Tosquice proposital?
Tem gente discutindo a tosquice de alguns efeitos especiais. Fãs de Lynch garantem que é proposital, dado que diretor é admirador dos filmes B de terror e ficção científica. Algumas das "aparições" vistas nos dois primeiros episódios dialogam com as criações do diretor na seu trabalho como artista visual.
Pouco Badalamenti
A icônica trilha sonora de Angelo Badalamenti, onipresente nas temporadas anteriores, está, até agora, restrita ao tema de abertura. É mais um interessante recurso dos criadores para descolar a nova produção das inevitáveis comparações com a série dos anos 1990. A nova trilha, novamente com a assinatura de Badalamenti, é bastante boa. No encerramento do segundo episódio, vocalista da banda Chromatics emula a voz de Julee Cruise, a cantora-fetiche de Lynch. A trilha na nova temporada será lançada em setembro.
Autorreferencial
O novo Twin Peaks traz muitas referências a filmes que Lynch fez após a série revolucionar a TV no começo dos anos 1990: Estrada Perdida (1997), Cidade dos Sonhos (2001) e Império dos Sonhos (2006), nos quais radicalizou sua experimentação narrativa e visual. Percebe-se ainda ecos de seu primeiro longa, Eraserhead (1977).
Versatilidade
Kyle MacLachlan é uma surpresa muito positiva encarnando a versão maligna do agente Cooper, com cabelos compridos, pele bronzeada, jaqueta de couro e muita maldade no coração (se tiver um). O ator tem chance de consagrar como um tipo antológico.
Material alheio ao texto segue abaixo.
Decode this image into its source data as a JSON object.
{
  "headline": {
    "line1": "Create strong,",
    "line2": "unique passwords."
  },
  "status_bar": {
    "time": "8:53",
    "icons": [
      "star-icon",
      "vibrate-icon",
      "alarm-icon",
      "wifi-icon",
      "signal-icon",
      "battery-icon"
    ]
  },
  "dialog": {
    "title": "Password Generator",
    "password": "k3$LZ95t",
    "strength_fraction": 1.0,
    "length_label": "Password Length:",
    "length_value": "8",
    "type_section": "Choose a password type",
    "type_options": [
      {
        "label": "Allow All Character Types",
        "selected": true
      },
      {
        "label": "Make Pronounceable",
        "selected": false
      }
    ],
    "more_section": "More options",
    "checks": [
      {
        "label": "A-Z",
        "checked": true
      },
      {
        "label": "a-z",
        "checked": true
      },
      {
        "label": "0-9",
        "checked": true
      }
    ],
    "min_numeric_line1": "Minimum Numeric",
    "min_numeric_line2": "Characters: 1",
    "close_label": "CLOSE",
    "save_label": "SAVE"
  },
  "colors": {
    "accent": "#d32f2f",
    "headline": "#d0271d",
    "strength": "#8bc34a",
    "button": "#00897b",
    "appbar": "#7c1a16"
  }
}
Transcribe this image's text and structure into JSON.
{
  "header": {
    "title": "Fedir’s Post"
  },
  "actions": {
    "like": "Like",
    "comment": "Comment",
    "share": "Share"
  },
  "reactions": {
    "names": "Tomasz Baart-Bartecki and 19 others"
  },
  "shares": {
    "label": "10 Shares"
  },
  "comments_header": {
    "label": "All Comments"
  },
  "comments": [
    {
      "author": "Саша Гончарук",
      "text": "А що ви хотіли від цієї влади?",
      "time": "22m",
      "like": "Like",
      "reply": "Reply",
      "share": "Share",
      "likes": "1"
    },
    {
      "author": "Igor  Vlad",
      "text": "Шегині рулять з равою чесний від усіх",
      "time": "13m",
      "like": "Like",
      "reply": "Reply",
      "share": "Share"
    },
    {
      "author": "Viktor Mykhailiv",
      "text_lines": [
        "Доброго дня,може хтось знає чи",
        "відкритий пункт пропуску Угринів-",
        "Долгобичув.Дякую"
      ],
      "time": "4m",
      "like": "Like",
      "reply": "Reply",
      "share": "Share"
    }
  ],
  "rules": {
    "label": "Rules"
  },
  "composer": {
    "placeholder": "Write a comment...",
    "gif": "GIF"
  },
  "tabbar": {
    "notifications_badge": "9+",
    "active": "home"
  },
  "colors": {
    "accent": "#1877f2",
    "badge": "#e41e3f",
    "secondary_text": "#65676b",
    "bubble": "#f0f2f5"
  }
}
Presentaço que lhe deu o amigo David Lynch.
Mistérios
Algumas intrigas que já quebram a cabeça dos fãs: o que significam os citados números 430 e 253?. Quem são Richard e Linda, os dois coelhos a serem abatidos com uma só pedra? O agente do FBI Phillip Jeffries, que o cantor David Bowie viveu no filme Os Últimos Dias de Laura Palmer (1992), com eventos anteriores aos vistos na série, é mencionado como uma figura importante nesse começo da trama. Teria Bowie registrado na surdina sua participação antes de morrer, em 2016? A produção foi cercada de segredos, com atores recebendo apenas suas falas no roteiro e no dia das filmagens, sem ter noção do conjunto da obra em andamento. Dois nomes importantes do elenco da nova temporada morreram em meio ou logo após as filmagens: Miguel Ferrer (o perito do FBI Abert Rosenfeld) e Catherine E. Coulson (a Senhora do Tronco).
Pegadinha do Lynch
Curiosamente, entre vivos e mortos que devem dar caras na série, no segundo episódio chamou a atenção a presença do ator Walter Olkewicz, que fez o atendente de bar já falecido Jacques Renault. É uma pegadinha de Lynch. Ele está creditado como Jean-Michel Renault, um dos irmãos da gangue de traficantes.
Café, tortas e rosquinhas
Onipresente nas temporadas anteriores, a nova ainda não mostrou o banquete de tortas de cereja e donuts regado a litros de café. Mas são feitas citações a estes combustíveis que seduziram Cooper: em uma cena com os policiais na sala de reuniões da delegacia, que costumava aparecer forrada com as delícias típicas da cidade, e na conversa por telefone entre Hawk e a Senhora do Tronco.